Since then the US has intensified its clandestine war in Somalia “using special operations troops, air strikes, private contractors and African allies in an escalating campaign against Islamist militants,” the New York Times reported last year.
Like Yemen, the US military involvement in Somalia has harmed the country’s ability to deal with humanitarian crises.

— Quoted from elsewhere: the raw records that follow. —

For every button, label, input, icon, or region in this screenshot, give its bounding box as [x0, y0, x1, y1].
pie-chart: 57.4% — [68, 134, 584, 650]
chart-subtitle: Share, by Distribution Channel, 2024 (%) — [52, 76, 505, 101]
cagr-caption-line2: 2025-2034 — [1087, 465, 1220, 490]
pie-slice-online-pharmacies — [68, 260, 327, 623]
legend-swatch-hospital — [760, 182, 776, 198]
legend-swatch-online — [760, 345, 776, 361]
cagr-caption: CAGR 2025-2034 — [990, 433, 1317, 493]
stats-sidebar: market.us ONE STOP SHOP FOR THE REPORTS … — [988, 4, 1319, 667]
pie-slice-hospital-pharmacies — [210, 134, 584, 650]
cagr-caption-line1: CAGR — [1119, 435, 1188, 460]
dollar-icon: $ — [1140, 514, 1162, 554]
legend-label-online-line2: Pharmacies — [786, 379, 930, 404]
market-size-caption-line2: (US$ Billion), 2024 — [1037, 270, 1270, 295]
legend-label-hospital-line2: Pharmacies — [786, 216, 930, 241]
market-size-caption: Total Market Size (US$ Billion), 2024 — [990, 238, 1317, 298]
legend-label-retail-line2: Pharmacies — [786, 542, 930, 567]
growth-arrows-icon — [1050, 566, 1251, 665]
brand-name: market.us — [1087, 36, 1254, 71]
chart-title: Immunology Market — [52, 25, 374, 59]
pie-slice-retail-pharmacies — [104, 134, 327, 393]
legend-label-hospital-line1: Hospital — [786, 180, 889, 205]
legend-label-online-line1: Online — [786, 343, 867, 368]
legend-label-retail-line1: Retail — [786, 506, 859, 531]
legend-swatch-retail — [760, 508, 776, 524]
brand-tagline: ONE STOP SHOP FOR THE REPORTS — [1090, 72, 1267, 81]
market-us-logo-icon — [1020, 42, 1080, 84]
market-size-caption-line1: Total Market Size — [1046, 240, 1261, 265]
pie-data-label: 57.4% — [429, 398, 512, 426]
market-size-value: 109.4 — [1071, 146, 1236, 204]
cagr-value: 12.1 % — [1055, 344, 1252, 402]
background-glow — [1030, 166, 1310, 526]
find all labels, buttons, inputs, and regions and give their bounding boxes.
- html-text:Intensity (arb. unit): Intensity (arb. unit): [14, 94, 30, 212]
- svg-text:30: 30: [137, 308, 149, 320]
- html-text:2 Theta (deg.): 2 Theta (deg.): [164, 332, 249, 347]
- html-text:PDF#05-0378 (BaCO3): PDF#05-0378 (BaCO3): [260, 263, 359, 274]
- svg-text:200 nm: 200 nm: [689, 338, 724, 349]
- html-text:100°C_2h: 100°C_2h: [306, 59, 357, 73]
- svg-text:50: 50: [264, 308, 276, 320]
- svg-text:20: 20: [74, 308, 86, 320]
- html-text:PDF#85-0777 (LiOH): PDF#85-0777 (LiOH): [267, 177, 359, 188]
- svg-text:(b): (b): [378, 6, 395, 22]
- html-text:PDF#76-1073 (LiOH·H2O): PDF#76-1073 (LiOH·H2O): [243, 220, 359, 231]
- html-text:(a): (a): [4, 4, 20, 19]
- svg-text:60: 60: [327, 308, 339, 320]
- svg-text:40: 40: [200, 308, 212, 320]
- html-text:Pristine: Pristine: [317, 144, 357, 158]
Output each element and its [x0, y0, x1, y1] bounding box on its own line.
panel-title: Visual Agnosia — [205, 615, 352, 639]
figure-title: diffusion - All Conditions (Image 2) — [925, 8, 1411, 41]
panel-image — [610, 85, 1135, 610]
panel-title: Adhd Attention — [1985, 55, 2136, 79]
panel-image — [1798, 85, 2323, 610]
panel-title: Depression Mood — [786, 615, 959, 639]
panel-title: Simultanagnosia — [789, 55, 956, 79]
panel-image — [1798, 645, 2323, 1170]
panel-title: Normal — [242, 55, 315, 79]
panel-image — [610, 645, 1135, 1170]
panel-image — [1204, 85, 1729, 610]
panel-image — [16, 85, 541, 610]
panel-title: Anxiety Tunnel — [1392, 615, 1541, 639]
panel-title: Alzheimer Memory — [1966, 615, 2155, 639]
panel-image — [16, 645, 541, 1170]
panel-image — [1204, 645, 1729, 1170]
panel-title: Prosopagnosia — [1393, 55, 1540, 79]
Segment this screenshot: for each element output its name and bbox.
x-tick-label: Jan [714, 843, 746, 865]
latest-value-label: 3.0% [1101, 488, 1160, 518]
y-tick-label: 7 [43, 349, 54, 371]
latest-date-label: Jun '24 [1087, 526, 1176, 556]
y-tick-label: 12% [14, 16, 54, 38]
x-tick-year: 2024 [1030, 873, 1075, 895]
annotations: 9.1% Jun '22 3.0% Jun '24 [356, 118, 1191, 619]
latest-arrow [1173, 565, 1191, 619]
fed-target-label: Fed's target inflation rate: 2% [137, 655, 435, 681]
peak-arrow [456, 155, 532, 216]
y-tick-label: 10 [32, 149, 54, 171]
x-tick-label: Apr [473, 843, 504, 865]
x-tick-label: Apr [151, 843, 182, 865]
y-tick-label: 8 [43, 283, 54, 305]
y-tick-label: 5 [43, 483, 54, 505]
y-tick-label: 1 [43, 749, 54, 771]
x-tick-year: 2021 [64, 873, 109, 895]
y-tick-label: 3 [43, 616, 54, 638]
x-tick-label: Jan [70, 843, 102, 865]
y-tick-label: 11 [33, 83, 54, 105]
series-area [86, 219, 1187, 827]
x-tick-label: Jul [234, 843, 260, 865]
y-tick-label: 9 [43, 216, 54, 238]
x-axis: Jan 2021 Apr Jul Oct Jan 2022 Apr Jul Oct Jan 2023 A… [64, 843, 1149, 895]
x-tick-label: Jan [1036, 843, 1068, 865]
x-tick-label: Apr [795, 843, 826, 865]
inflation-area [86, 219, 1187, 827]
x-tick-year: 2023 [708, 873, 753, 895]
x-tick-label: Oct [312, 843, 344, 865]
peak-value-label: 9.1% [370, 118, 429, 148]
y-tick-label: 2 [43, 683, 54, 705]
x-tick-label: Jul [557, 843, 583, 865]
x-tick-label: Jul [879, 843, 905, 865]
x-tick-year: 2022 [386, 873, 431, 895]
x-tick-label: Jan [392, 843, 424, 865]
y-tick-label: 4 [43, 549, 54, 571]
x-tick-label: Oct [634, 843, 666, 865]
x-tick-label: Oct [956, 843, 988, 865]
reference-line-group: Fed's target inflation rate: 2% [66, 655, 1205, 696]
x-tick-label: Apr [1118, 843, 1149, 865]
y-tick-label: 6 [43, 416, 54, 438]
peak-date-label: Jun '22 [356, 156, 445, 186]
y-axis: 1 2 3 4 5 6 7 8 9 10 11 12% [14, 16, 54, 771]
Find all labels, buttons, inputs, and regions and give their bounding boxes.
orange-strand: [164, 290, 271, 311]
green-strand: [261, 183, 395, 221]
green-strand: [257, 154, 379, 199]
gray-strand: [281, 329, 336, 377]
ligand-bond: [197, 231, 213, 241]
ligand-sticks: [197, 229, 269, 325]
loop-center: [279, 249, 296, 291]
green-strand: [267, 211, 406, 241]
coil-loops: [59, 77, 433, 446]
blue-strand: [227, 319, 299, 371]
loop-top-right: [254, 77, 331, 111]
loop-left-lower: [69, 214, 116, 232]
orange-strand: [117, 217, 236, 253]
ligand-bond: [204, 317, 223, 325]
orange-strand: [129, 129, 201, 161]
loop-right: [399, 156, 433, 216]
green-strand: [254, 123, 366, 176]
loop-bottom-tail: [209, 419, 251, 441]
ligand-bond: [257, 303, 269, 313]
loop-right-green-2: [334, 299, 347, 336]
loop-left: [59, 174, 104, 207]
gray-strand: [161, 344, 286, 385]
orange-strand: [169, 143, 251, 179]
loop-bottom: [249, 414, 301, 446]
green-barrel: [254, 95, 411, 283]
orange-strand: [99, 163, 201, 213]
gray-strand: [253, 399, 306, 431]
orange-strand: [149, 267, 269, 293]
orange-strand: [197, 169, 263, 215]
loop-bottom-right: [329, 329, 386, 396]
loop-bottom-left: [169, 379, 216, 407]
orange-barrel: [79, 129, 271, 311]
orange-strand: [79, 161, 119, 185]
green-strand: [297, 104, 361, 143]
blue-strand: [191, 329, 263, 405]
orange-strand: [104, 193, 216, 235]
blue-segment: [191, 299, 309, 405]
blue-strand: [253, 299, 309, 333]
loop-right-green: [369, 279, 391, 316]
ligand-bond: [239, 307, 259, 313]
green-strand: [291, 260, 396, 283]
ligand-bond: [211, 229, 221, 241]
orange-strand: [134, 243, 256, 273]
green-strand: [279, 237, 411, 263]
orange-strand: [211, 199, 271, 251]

For example, though the Financial Times explains the looming famine in Somalia is primarily the result of regional drought, it goes on to note: “The lack of effective government and an insurgency by al-Shabab, an al-Qaida linked jihadist group, have not helped.”
This quick survey of the Guardian’s recent coverage of Yemen and Somalia puts the lie to Guardian regular Polly Toynbee’s claim that the newspaper is “always free to hold power to account: to take on politicians, global corporations, the secret security state or great vested interests.”
The Guardian may well be free to hold power to account but it’s currently missing some huge open goals when it comes to Western foreign policy.
To be clear, I’m not saying the Guardian never mentions Western interference in Yemen and Somalia or links this to the growing humanitarian crises — I’m arguing the newspaper’s coverage does not match the importance of the issue.
As Edward Herman and Noam Chomsky argue in their 1988 book Manufacturing Consent, the fact “that the media provide some information about an issue… proves absolutely nothing about the adequacy or accuracy of media coverage… More important is the way they present a particular fact — its placement, tone, and frequency of repetition — and the framework of analysis in which it is placed.”
Indeed, by downplaying of US intervention in Yemen and Somalia, the Guardian has helped to keep the large swatches of the general public ignorant of Western foreign policy — a state of affairs that suits the US government’s interests, as the Los Angeles Times report above makes clear.